Welcome,
I have a problem with this excercise:
A jeweler sold 60 watches of brand X last month for a total of € 1920. There are two types of this brand: one with stopwatch and one without. The watch with stopwatch is € 18 more expensive than the other type. The watch without a stopwatch costs more than € 20. How many watches of each type did the jeweler sell last month?

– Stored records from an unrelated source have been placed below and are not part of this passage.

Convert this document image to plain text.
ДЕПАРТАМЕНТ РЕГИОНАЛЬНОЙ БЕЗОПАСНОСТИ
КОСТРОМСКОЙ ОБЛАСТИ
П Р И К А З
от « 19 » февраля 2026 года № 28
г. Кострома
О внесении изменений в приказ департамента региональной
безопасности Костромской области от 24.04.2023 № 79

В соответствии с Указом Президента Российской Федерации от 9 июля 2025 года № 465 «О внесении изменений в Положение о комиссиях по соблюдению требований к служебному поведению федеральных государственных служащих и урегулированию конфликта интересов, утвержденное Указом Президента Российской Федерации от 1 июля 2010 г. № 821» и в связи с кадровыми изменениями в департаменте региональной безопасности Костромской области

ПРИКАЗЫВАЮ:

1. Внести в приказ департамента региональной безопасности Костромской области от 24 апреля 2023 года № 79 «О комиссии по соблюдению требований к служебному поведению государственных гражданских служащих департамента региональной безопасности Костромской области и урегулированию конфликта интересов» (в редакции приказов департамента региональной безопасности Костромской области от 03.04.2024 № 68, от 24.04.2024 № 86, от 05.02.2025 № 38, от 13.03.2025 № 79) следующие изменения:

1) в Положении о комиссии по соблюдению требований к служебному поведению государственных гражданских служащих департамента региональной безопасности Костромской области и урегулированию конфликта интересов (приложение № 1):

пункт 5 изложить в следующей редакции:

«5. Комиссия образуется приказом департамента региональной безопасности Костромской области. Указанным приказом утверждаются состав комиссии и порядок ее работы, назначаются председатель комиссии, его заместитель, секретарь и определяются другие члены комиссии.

I tried to solve this system of eqations:
$$\begin {array} \\ x+y=60 \\ (38+k)x + (20+k)y = 1920 \end {array}$$
But I have no idea how I have to handle a linear diophantine equation with this k parameter.
I hope that you can help me.
We have that
$$x+y=60$$ $$(38+k)x+(20+k)y=1920$$
Multiplying the first equation by $(20+k)$ we get
$$(20+k)x+(20+k)y=60(20+k)$$ $$(38+k)x+(20+k)y=1920$$
Subtracting, we have $18x=720-60k$. Hence $x=40-\frac{10k}{3}$.
And since $x+y=60$, we have that $y=20+\frac{10k}{3}$.
The fact that $x$, $y$ are integers implies that $\frac{10k}{3}$ is an integer. Hence $3$ must divide $k$.
The fact that $x,y\ge0$, gives us that $40-\frac{10k}{3}\ge0$ and $20+\frac{10k}{3}\ge0$. Hence $-20\le\frac{10k}{3}\le40$. So $-6\le k\le12$.
Hence $k$ must be either $-6,-3,0,3,6,9,12$;
in which case $(x,y)$ would be $(60,0),(50,10),(40,20),(30,30),(20,40),(10,50),(0,60),$ respectively.
Edit: The above solution contains one or two mistakes. First, $20+k$ was the price of the watches that did not have stopwatches. Since we were given that these watches cost more than € $20$, it follows that $k>0$.
Hence the value of $k$ should really be either $3,6,9,12$;
In which case $(x,y)$ would be $(30,30),(20,40),(10,50),(0,60),$ respectively.
The other potential mistake I made was assuming that $k$ was an integer. We clearly have that $x$, $y$ are non-negative integers, since these denote the number of each type of watch that was sold. We also have that $\frac{10k}{3}$ is an integer since $x=40-\frac{10k}{3}$.
So if we drop the assumption that $k$ is an integer, then we're just left with the fact that $\frac{10k}{3}$ is an integer with $0<\frac{10k}{3}\le40$.
It follows that $\frac{10k}{3}$ must be either $1,2,3,\ldots,38,39,40$;
in which case $k$ must be either $0.3,0.6,0.9,\ldots,11.4,11.7,12$;
and $(x,y)$ would be either $(39,21),(38,22),(37,23),\ldots,(2,58),(1,59),(0,60)$ respectively.
Hence if we drop the assumption that $k$ is an integer, then the solutions are the pairs of integers $(x,y)$ with $y=60-x$ and $0\le x\le39$.